# Ravenna Women's Hunt 11-14-15



## capt.scott (Jun 27, 2007)

My wife and her first deer that she shot during the Ravenna women hunt 11-14-15. He came through following a doe around 1 pm and dropped him in his tracks. Glad my son was with her to drag that sucker out. They were in section 41 B. Daughter was in another section ( 8 B ) and they got a doe. She said they seen 14 deer total with one being a large buck that she could not get a shot at. Daughter also passed on a small 8 point.


----------



## beetlebailey (May 26, 2009)

NICE BUCK!!!


----------



## Mad-Eye Moody (May 27, 2008)

Sweet. Is that a 20 gauge or have they started allowing pcr's


----------



## capt.scott (Jun 27, 2007)

Savage 220.


----------



## buymore (Jul 29, 2010)

I went 11/21 and saw some pictures of the nice bucks the ladies took last week!

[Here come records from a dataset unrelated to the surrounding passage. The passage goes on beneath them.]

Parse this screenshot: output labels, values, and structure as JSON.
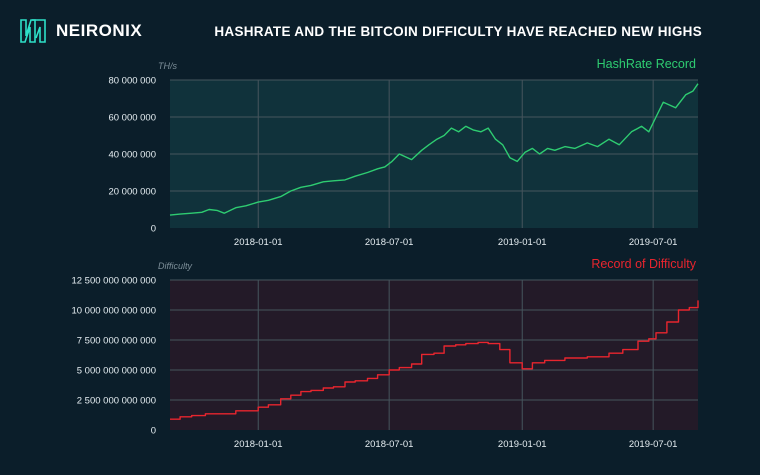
{
  "brand": {
    "name": "NEIRONIX",
    "logo_icon": "neironix-logo-icon",
    "color": "#2ee0c8"
  },
  "headline": "HASHRATE AND THE BITCOIN DIFFICULTY HAVE REACHED NEW HIGHS",
  "colors": {
    "background": "#0b1e2a",
    "hashrate_line": "#2ecc71",
    "hashrate_title": "#2ecc71",
    "hashrate_panel": "#10323b",
    "difficulty_line": "#e8252e",
    "difficulty_title": "#e8252e",
    "difficulty_panel": "#231a28",
    "grid": "#46555d"
  },
  "chart_data": [
    {
      "type": "line",
      "title": "HashRate Record",
      "ylabel": "TH/s",
      "xlim": [
        "2017-09-01",
        "2019-09-01"
      ],
      "ylim": [
        0,
        80000000
      ],
      "yticks": [
        0,
        20000000,
        40000000,
        60000000,
        80000000
      ],
      "ytick_labels": [
        "0",
        "20 000 000",
        "40 000 000",
        "60 000 000",
        "80 000 000"
      ],
      "xticks": [
        "2018-01-01",
        "2018-07-01",
        "2019-01-01",
        "2019-07-01"
      ],
      "grid": true,
      "legend": "none",
      "series": [
        {
          "x": [
            "2017-09-01",
            "2017-09-15",
            "2017-10-01",
            "2017-10-15",
            "2017-10-25",
            "2017-11-05",
            "2017-11-15",
            "2017-12-01",
            "2017-12-15",
            "2018-01-01",
            "2018-01-15",
            "2018-02-01",
            "2018-02-15",
            "2018-03-01",
            "2018-03-15",
            "2018-04-01",
            "2018-04-15",
            "2018-05-01",
            "2018-05-15",
            "2018-06-01",
            "2018-06-15",
            "2018-06-25",
            "2018-07-05",
            "2018-07-15",
            "2018-08-01",
            "2018-08-15",
            "2018-08-25",
            "2018-09-05",
            "2018-09-15",
            "2018-09-25",
            "2018-10-05",
            "2018-10-15",
            "2018-10-25",
            "2018-11-05",
            "2018-11-15",
            "2018-11-25",
            "2018-12-05",
            "2018-12-15",
            "2018-12-25",
            "2019-01-05",
            "2019-01-15",
            "2019-01-25",
            "2019-02-05",
            "2019-02-15",
            "2019-03-01",
            "2019-03-15",
            "2019-04-01",
            "2019-04-15",
            "2019-05-01",
            "2019-05-15",
            "2019-06-01",
            "2019-06-15",
            "2019-06-25",
            "2019-07-05",
            "2019-07-15",
            "2019-08-01",
            "2019-08-15",
            "2019-08-25",
            "2019-09-01"
          ],
          "y": [
            7000000,
            7500000,
            8000000,
            8500000,
            10000000,
            9500000,
            8000000,
            11000000,
            12000000,
            14000000,
            15000000,
            17000000,
            20000000,
            22000000,
            23000000,
            25000000,
            25500000,
            26000000,
            28000000,
            30000000,
            32000000,
            33000000,
            36000000,
            40000000,
            37000000,
            42000000,
            45000000,
            48000000,
            50000000,
            54000000,
            52000000,
            55000000,
            53000000,
            52000000,
            54000000,
            48000000,
            45000000,
            38000000,
            36000000,
            41000000,
            43000000,
            40000000,
            43000000,
            42000000,
            44000000,
            43000000,
            46000000,
            44000000,
            48000000,
            45000000,
            52000000,
            55000000,
            52000000,
            60000000,
            68000000,
            65000000,
            72000000,
            74000000,
            78000000
          ]
        }
      ]
    },
    {
      "type": "line",
      "title": "Record of Difficulty",
      "ylabel": "Difficulty",
      "xlim": [
        "2017-09-01",
        "2019-09-01"
      ],
      "ylim": [
        0,
        12500000000000
      ],
      "yticks": [
        0,
        2500000000000,
        5000000000000,
        7500000000000,
        10000000000000,
        12500000000000
      ],
      "ytick_labels": [
        "0",
        "2 500 000 000 000",
        "5 000 000 000 000",
        "7 500 000 000 000",
        "10 000 000 000 000",
        "12 500 000 000 000"
      ],
      "xticks": [
        "2018-01-01",
        "2018-07-01",
        "2019-01-01",
        "2019-07-01"
      ],
      "grid": true,
      "legend": "none",
      "series": [
        {
          "x": [
            "2017-09-01",
            "2017-09-15",
            "2017-10-01",
            "2017-10-20",
            "2017-11-15",
            "2017-12-01",
            "2018-01-01",
            "2018-01-15",
            "2018-02-01",
            "2018-02-15",
            "2018-03-01",
            "2018-03-15",
            "2018-04-01",
            "2018-04-15",
            "2018-05-01",
            "2018-05-15",
            "2018-06-01",
            "2018-06-15",
            "2018-07-01",
            "2018-07-15",
            "2018-08-01",
            "2018-08-15",
            "2018-09-01",
            "2018-09-15",
            "2018-10-01",
            "2018-10-15",
            "2018-11-01",
            "2018-11-15",
            "2018-12-01",
            "2018-12-15",
            "2019-01-01",
            "2019-01-15",
            "2019-02-01",
            "2019-02-15",
            "2019-03-01",
            "2019-04-01",
            "2019-05-01",
            "2019-05-20",
            "2019-06-10",
            "2019-06-25",
            "2019-07-05",
            "2019-07-20",
            "2019-08-05",
            "2019-08-20",
            "2019-09-01"
          ],
          "y": [
            900000000000,
            1100000000000,
            1200000000000,
            1350000000000,
            1350000000000,
            1600000000000,
            1900000000000,
            2100000000000,
            2600000000000,
            2900000000000,
            3200000000000,
            3300000000000,
            3500000000000,
            3600000000000,
            4000000000000,
            4100000000000,
            4300000000000,
            4600000000000,
            5000000000000,
            5200000000000,
            5500000000000,
            6300000000000,
            6400000000000,
            7000000000000,
            7100000000000,
            7200000000000,
            7300000000000,
            7200000000000,
            6700000000000,
            5600000000000,
            5100000000000,
            5600000000000,
            5800000000000,
            5800000000000,
            6000000000000,
            6100000000000,
            6400000000000,
            6700000000000,
            7400000000000,
            7600000000000,
            8100000000000,
            9000000000000,
            10000000000000,
            10200000000000,
            10800000000000
          ]
        }
      ]
    }
  ]
}
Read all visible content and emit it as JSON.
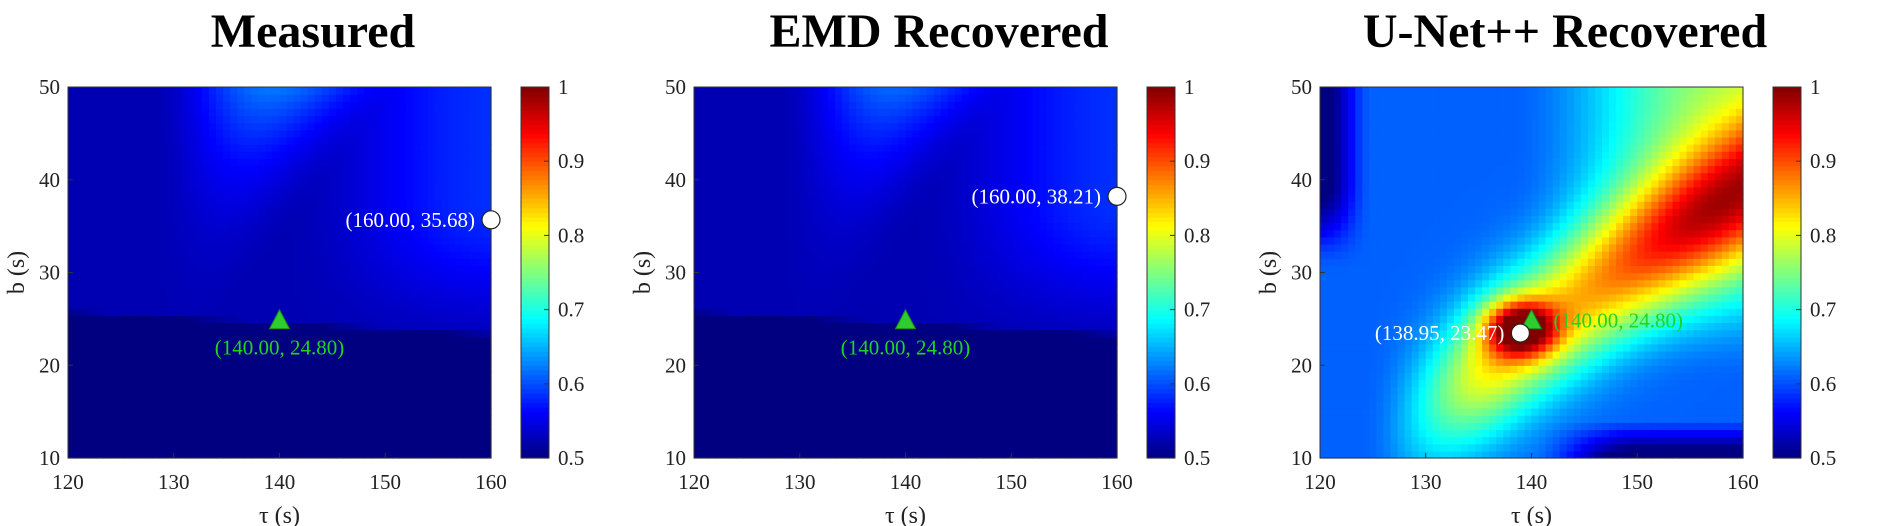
{
  "colors": {
    "colormap": "jet",
    "true_marker": "#2ecc2e",
    "estimate_marker": "#ffffff",
    "anno_true": "#22d422",
    "anno_est": "#ffffff"
  },
  "chart_data": [
    {
      "type": "heatmap",
      "title": "Measured",
      "xlabel": "τ (s)",
      "ylabel": "b (s)",
      "xlim": [
        120,
        160
      ],
      "ylim": [
        10,
        50
      ],
      "x_ticks": [
        "120",
        "130",
        "140",
        "150",
        "160"
      ],
      "y_ticks": [
        "10",
        "20",
        "30",
        "40",
        "50"
      ],
      "colorbar": {
        "range": [
          0.5,
          1
        ],
        "ticks": [
          "0.5",
          "0.6",
          "0.7",
          "0.8",
          "0.9",
          "1"
        ]
      },
      "true_point": {
        "x": 140,
        "y": 24.8,
        "label": "(140.00, 24.80)"
      },
      "estimate_point": {
        "x": 160,
        "y": 35.68,
        "label": "(160.00, 35.68)"
      }
    },
    {
      "type": "heatmap",
      "title": "EMD Recovered",
      "xlabel": "τ (s)",
      "ylabel": "b (s)",
      "xlim": [
        120,
        160
      ],
      "ylim": [
        10,
        50
      ],
      "x_ticks": [
        "120",
        "130",
        "140",
        "150",
        "160"
      ],
      "y_ticks": [
        "10",
        "20",
        "30",
        "40",
        "50"
      ],
      "colorbar": {
        "range": [
          0.5,
          1
        ],
        "ticks": [
          "0.5",
          "0.6",
          "0.7",
          "0.8",
          "0.9",
          "1"
        ]
      },
      "true_point": {
        "x": 140,
        "y": 24.8,
        "label": "(140.00, 24.80)"
      },
      "estimate_point": {
        "x": 160,
        "y": 38.21,
        "label": "(160.00, 38.21)"
      }
    },
    {
      "type": "heatmap",
      "title": "U-Net++ Recovered",
      "xlabel": "τ (s)",
      "ylabel": "b (s)",
      "xlim": [
        120,
        160
      ],
      "ylim": [
        10,
        50
      ],
      "x_ticks": [
        "120",
        "130",
        "140",
        "150",
        "160"
      ],
      "y_ticks": [
        "10",
        "20",
        "30",
        "40",
        "50"
      ],
      "colorbar": {
        "range": [
          0.5,
          1
        ],
        "ticks": [
          "0.5",
          "0.6",
          "0.7",
          "0.8",
          "0.9",
          "1"
        ]
      },
      "true_point": {
        "x": 140,
        "y": 24.8,
        "label": "(140.00, 24.80)"
      },
      "estimate_point": {
        "x": 138.95,
        "y": 23.47,
        "label": "(138.95, 23.47)"
      }
    }
  ]
}
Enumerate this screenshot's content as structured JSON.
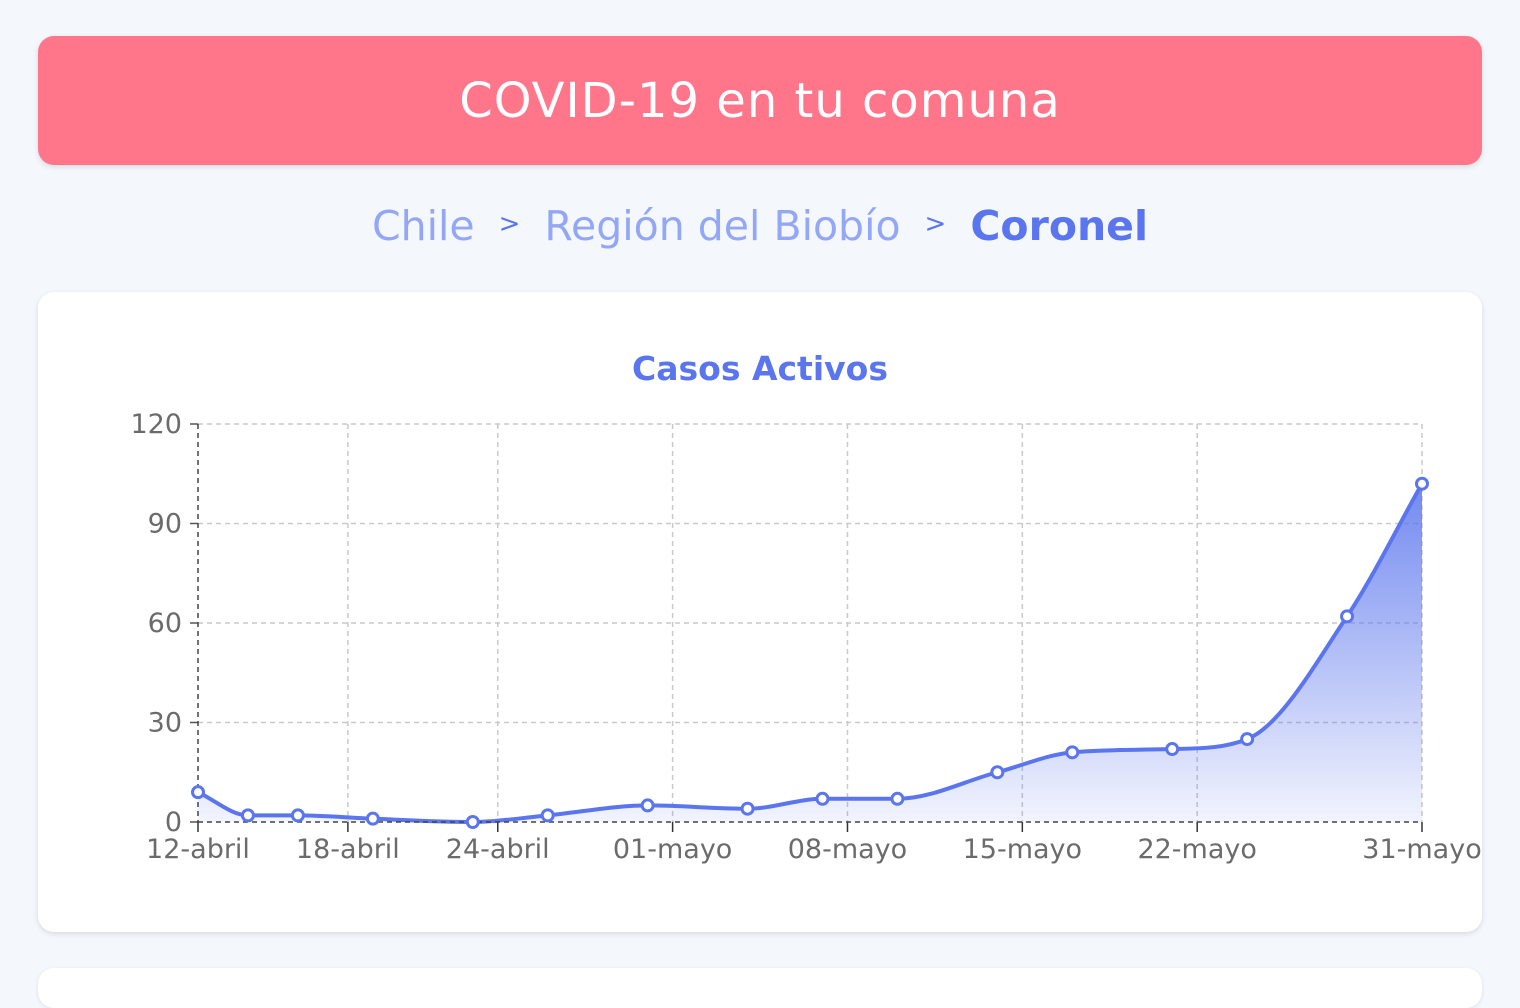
{
  "header": {
    "title": "COVID-19 en tu comuna"
  },
  "breadcrumb": {
    "items": [
      "Chile",
      "Región del Biobío",
      "Coronel"
    ],
    "separator": ">"
  },
  "colors": {
    "header_bg": "#ff768b",
    "accent": "#5a75ed",
    "breadcrumb_link": "#93a7f6",
    "page_bg": "#f4f8fd"
  },
  "chart_data": {
    "type": "area",
    "title": "Casos Activos",
    "xlabel": "",
    "ylabel": "",
    "ylim": [
      0,
      120
    ],
    "yticks": [
      0,
      30,
      60,
      90,
      120
    ],
    "xlim": [
      "2020-04-12",
      "2020-05-31"
    ],
    "xticks": [
      {
        "date": "2020-04-12",
        "label": "12-abril"
      },
      {
        "date": "2020-04-18",
        "label": "18-abril"
      },
      {
        "date": "2020-04-24",
        "label": "24-abril"
      },
      {
        "date": "2020-05-01",
        "label": "01-mayo"
      },
      {
        "date": "2020-05-08",
        "label": "08-mayo"
      },
      {
        "date": "2020-05-15",
        "label": "15-mayo"
      },
      {
        "date": "2020-05-22",
        "label": "22-mayo"
      },
      {
        "date": "2020-05-31",
        "label": "31-mayo"
      }
    ],
    "grid": true,
    "series": [
      {
        "x": [
          "2020-04-12",
          "2020-04-14",
          "2020-04-16",
          "2020-04-19",
          "2020-04-23",
          "2020-04-26",
          "2020-04-30",
          "2020-05-04",
          "2020-05-07",
          "2020-05-10",
          "2020-05-14",
          "2020-05-17",
          "2020-05-21",
          "2020-05-24",
          "2020-05-28",
          "2020-05-31"
        ],
        "values": [
          9,
          2,
          2,
          1,
          0,
          2,
          5,
          4,
          7,
          7,
          15,
          21,
          22,
          25,
          62,
          102
        ]
      }
    ]
  }
}
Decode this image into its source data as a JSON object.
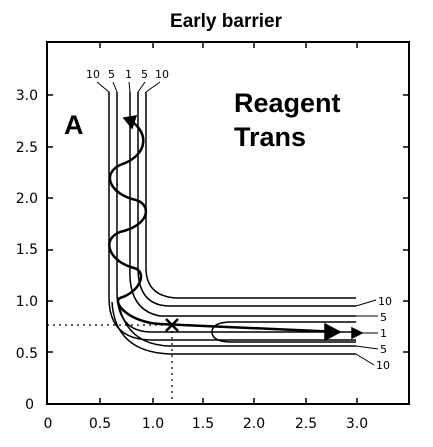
{
  "title": "Early barrier",
  "panel_label": "A",
  "annotation": {
    "line1": "Reagent",
    "line2": "Trans"
  },
  "x_ticks": [
    "0",
    "0.5",
    "1.0",
    "1.5",
    "2.0",
    "2.5",
    "3.0"
  ],
  "y_ticks": [
    "0",
    "0.5",
    "1.0",
    "1.5",
    "2.0",
    "2.5",
    "3.0"
  ],
  "contour_labels_top": [
    "10",
    "5",
    "1",
    "5",
    "10"
  ],
  "contour_labels_right": [
    "10",
    "5",
    "1",
    "5",
    "10"
  ],
  "saddle_point": {
    "x": 1.22,
    "y": 0.78
  },
  "axis_range": {
    "x": [
      0,
      3.4
    ],
    "y": [
      0,
      3.4
    ]
  }
}
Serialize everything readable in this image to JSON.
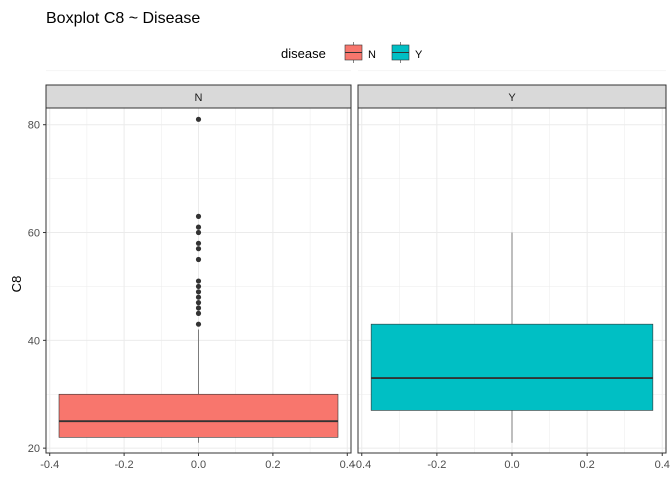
{
  "chart_data": {
    "type": "boxplot",
    "title": "Boxplot C8 ~ Disease",
    "ylabel": "C8",
    "xlabel": "",
    "legend": {
      "title": "disease",
      "position": "top",
      "entries": [
        {
          "label": "N",
          "color": "#F8766D"
        },
        {
          "label": "Y",
          "color": "#00BFC4"
        }
      ]
    },
    "ylim": [
      19.1,
      83.1
    ],
    "y_ticks": [
      20,
      40,
      60,
      80
    ],
    "xlim": [
      -0.41,
      0.41
    ],
    "x_ticks": [
      -0.4,
      -0.2,
      0.0,
      0.2,
      0.4
    ],
    "x_tick_labels": [
      "-0.4",
      "-0.2",
      "0.0",
      "0.2",
      "0.4"
    ],
    "grid": true,
    "panels": [
      {
        "strip": "N",
        "fill": "#F8766D",
        "box": {
          "whisker_low": 21,
          "q1": 22,
          "median": 25,
          "q3": 30,
          "whisker_high": 42
        },
        "outliers": [
          43,
          45,
          46,
          47,
          48,
          49,
          50,
          51,
          55,
          57,
          58,
          60,
          61,
          63,
          81
        ]
      },
      {
        "strip": "Y",
        "fill": "#00BFC4",
        "box": {
          "whisker_low": 21,
          "q1": 27,
          "median": 33,
          "q3": 43,
          "whisker_high": 60
        },
        "outliers": []
      }
    ]
  }
}
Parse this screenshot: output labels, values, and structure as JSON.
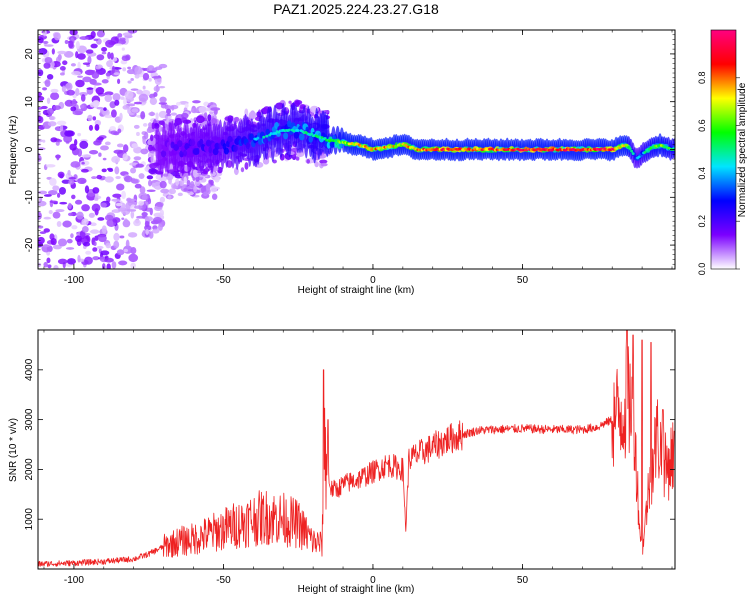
{
  "figure": {
    "title": "PAZ1.2025.224.23.27.G18"
  },
  "chart_data": [
    {
      "type": "heatmap",
      "title": "PAZ1.2025.224.23.27.G18",
      "xlabel": "Height of straight line (km)",
      "ylabel": "Frequency (Hz)",
      "xlim": [
        -112,
        101
      ],
      "ylim": [
        -25,
        25
      ],
      "xticks": [
        -100,
        -50,
        0,
        50
      ],
      "yticks": [
        -20,
        -10,
        0,
        10,
        20
      ],
      "ytick_labels": [
        "-20",
        "-10",
        "0",
        "10",
        "20"
      ],
      "xtick_labels": [
        "-100",
        "-50",
        "0",
        "50"
      ],
      "ridge": {
        "x": [
          -70,
          -60,
          -50,
          -40,
          -35,
          -30,
          -25,
          -20,
          -15,
          -10,
          -5,
          0,
          5,
          10,
          15,
          20,
          30,
          40,
          50,
          60,
          70,
          80,
          85,
          88,
          92,
          96,
          100
        ],
        "frequency": [
          0,
          0.5,
          1,
          2,
          3,
          4,
          4,
          3,
          2,
          1.5,
          1,
          0,
          0.5,
          1,
          0,
          0,
          0,
          0,
          0,
          0,
          0,
          0,
          1,
          -2,
          0,
          1,
          0
        ],
        "amplitude": [
          0.25,
          0.3,
          0.35,
          0.45,
          0.5,
          0.5,
          0.5,
          0.55,
          0.6,
          0.7,
          0.8,
          0.85,
          0.85,
          0.8,
          0.9,
          0.95,
          0.95,
          0.95,
          1.0,
          1.0,
          1.0,
          1.0,
          0.7,
          0.4,
          0.6,
          0.7,
          0.6
        ]
      },
      "colorbar": {
        "label": "Normalized spectral amplitude",
        "range": [
          0,
          1
        ],
        "ticks": [
          0.0,
          0.2,
          0.4,
          0.6,
          0.8
        ],
        "tick_labels": [
          "0.0",
          "0.2",
          "0.4",
          "0.6",
          "0.8"
        ],
        "colors": [
          "#ffffff",
          "#7b00ff",
          "#0000ff",
          "#00e5ff",
          "#00ff00",
          "#ffff00",
          "#ff0000",
          "#ff0080"
        ]
      }
    },
    {
      "type": "line",
      "xlabel": "Height of straight line (km)",
      "ylabel": "SNR (10 * v/v)",
      "xlim": [
        -112,
        101
      ],
      "ylim": [
        0,
        4800
      ],
      "xticks": [
        -100,
        -50,
        0,
        50
      ],
      "xtick_labels": [
        "-100",
        "-50",
        "0",
        "50"
      ],
      "yticks": [
        1000,
        2000,
        3000,
        4000
      ],
      "ytick_labels": [
        "1000",
        "2000",
        "3000",
        "4000"
      ],
      "color": "#ee2222",
      "series": [
        {
          "x": [
            -112,
            -100,
            -90,
            -80,
            -75,
            -70,
            -65,
            -60,
            -55,
            -50,
            -45,
            -40,
            -35,
            -30,
            -25,
            -20,
            -17,
            -16,
            -15,
            -14,
            -12,
            -10,
            -5,
            0,
            5,
            10,
            11,
            12,
            15,
            20,
            25,
            30,
            35,
            40,
            50,
            60,
            70,
            75,
            80,
            85,
            87,
            88,
            89,
            90,
            92,
            95,
            98,
            101
          ],
          "y": [
            100,
            120,
            150,
            200,
            300,
            450,
            550,
            600,
            700,
            800,
            900,
            1000,
            1050,
            1000,
            900,
            550,
            500,
            2600,
            1900,
            1600,
            1600,
            1700,
            1800,
            1950,
            2100,
            2000,
            800,
            2200,
            2300,
            2450,
            2600,
            2700,
            2780,
            2800,
            2820,
            2800,
            2800,
            2850,
            3000,
            3300,
            3400,
            2200,
            1000,
            300,
            1500,
            2700,
            2000,
            2400
          ]
        }
      ],
      "spikes": {
        "x": [
          -16.5,
          -15,
          85,
          87,
          90,
          93,
          97
        ],
        "y": [
          4000,
          3000,
          4800,
          4700,
          4600,
          4550,
          3200
        ]
      }
    }
  ]
}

I was in 36B and saw a tail at 3:50! That's it! Escort said it was loaded on that zone first week and nothing there this week. He said they didn't even see anything crossing the roads. 3/4 of our zone was THICKet....I mean crawl through it thick! We tried to push it out but got nothing. Too big to push with one person. Saw some nice racks on the way out but I'd guess well under 50% success rate that day


----------